GUIs such as Clash Verge Rev expose the same underlying Mihomo graph; editing raw YAML is still the fastest way to confirm nested references. When something looks ignored, first verify mode: rule, then confirm the winning rules line, then walk outward through nested group names. Most “hashing failed me” reports are actually rule-order issues or stale proxy labels after a subscription refresh.
For per-application splits on Windows instead of destination hashing, see process-name routing on Windows—orthogonal tooling that solves a different class of problems.
8 Wrap-up
load-balance groups exist to distribute traffic across multiple Mihomo outbounds using a strategy such as consistent-hashing for destination-stable mapping, round-robin for even rotation, or sticky-sessions when source-and-destination pairing matters on shared gateways. They complement—not replace—url-test latency selection and fallback ordering; mixing types deliberately mirrors how real networks combine performance tuning with redundancy.
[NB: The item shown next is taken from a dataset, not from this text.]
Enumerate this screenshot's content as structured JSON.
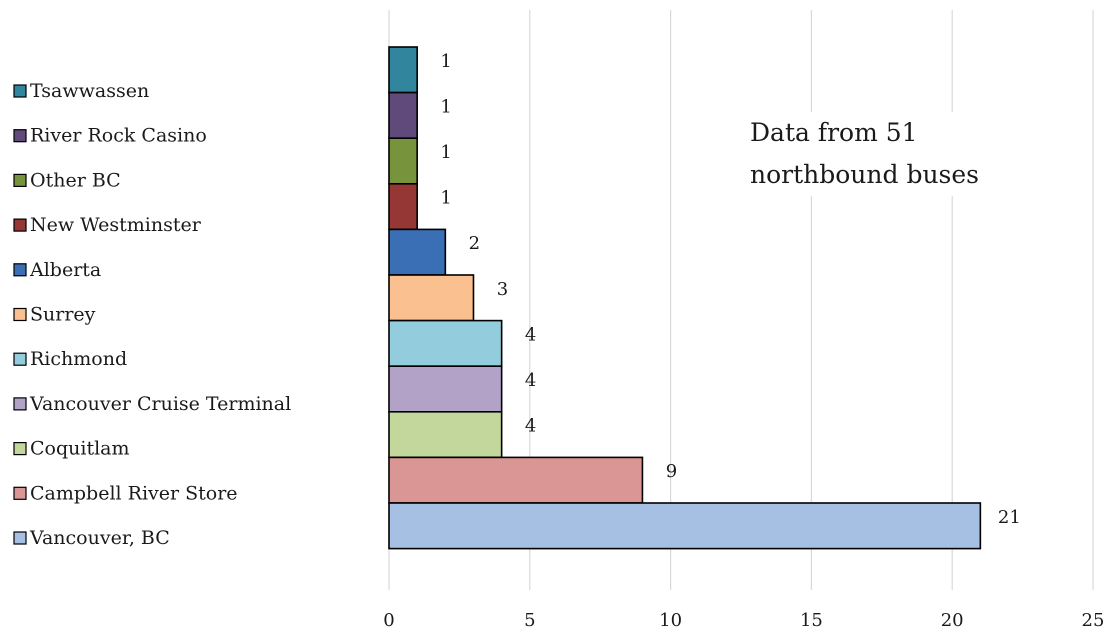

Success still depends on accurate proxy names, sane DNS, and honest expectations about what transport-level stickiness can guarantee. When you are ready to ship the profile to multiple devices, prefer a clean YAML review over guessing from GUI thumbnails, and keep health-check URLs reachable from every member of the pool.
Installers belong on the official site download page—avoid random mirrors when fetching Clash-compatible clients. Pull the build for your platform, import the profile, and confirm in the log that flows hit the intended load-balance group before you tune strategies further.